Patrick Zahn konzentriert sich auf die Sicherheit. Ein neuer Fabrikbesuch in Karachi: Während im vergleichsweise liberalen Bangladesch vor allem Frauen an den Nähmaschinen arbeiten, sind hier im streng islamischen Pakistan die Männer in der großen Mehrheit. Probealarm im zweiten Stockwerk: Die Beleuchtung wird abgeschaltet, die Maschinen verstummen. Und jetzt? Ein paar Arbeiter schlendern in Richtung Treppenhaus, um das Gebäude zu verlassen. Viele aber bleiben, stehen in Gruppen zusammen, quatschen, scherzen. Sie nehmen den Alarm nicht ernst. Einer der KiK-Mitarbeiter verlangt lautstark, die Fabrik endlich zu räumen. Schließlich sind alle draußen – viel zu langsam, falls es tatsächlich mal brennt. Das ist nicht das einzige Problem: Im Gebäude fehlen auch Brandschutztüren, und die Verdrahtung der Rauchmelder ist marode.

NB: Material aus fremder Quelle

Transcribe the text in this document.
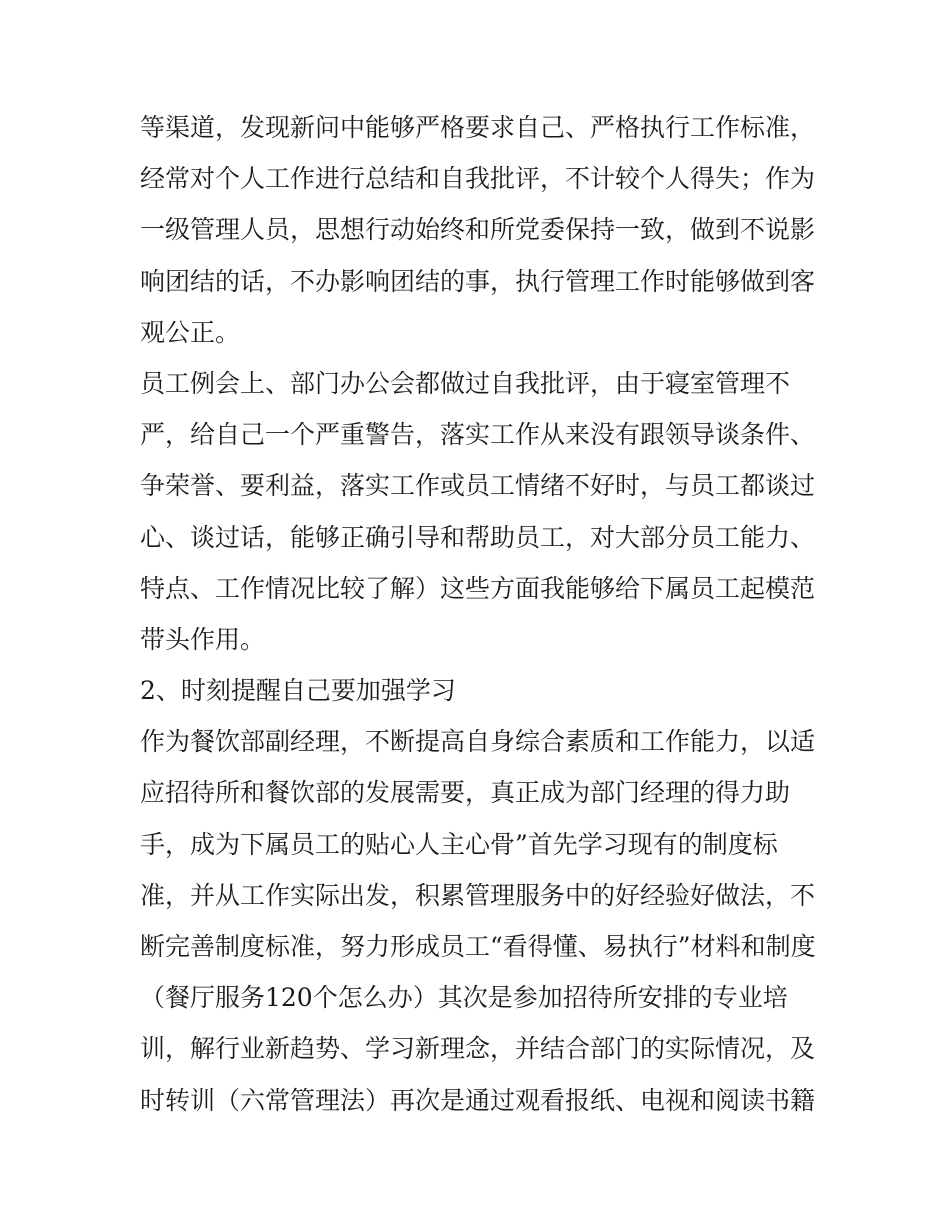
等渠道，发现新问中能够严格要求自己、严格执行工作标准，
经常对个人工作进行总结和自我批评，不计较个人得失；作为
一级管理人员，思想行动始终和所党委保持一致，做到不说影
响团结的话，不办影响团结的事，执行管理工作时能够做到客
观公正。
员工例会上、部门办公会都做过自我批评，由于寝室管理不
严，给自己一个严重警告，落实工作从来没有跟领导谈条件、
争荣誉、要利益，落实工作或员工情绪不好时，与员工都谈过
心、谈过话，能够正确引导和帮助员工，对大部分员工能力、
特点、工作情况比较了解）这些方面我能够给下属员工起模范
带头作用。
2、时刻提醒自己要加强学习
作为餐饮部副经理，不断提高自身综合素质和工作能力，以适
应招待所和餐饮部的发展需要，真正成为部门经理的得力助
手，成为下属员工的贴心人主心骨”首先学习现有的制度标
准，并从工作实际出发，积累管理服务中的好经验好做法，不
断完善制度标准，努力形成员工“看得懂、易执行”材料和制度
（餐厅服务120个怎么办）其次是参加招待所安排的专业培
训，解行业新趋势、学习新理念，并结合部门的实际情况，及
时转训（六常管理法）再次是通过观看报纸、电视和阅读书籍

„Heute Abend fliege ich zurück“, wendet sich Zahn an den Besitzer, als sie im Büro sitzen, „bei Ihrer Fabrik sehe ich noch diverse Baustellen“. Der Kunde aus Deutschland droht: Bis zum Jahresende müssten die Probleme behoben sein – sonst werde er den Lieferanten aussortieren.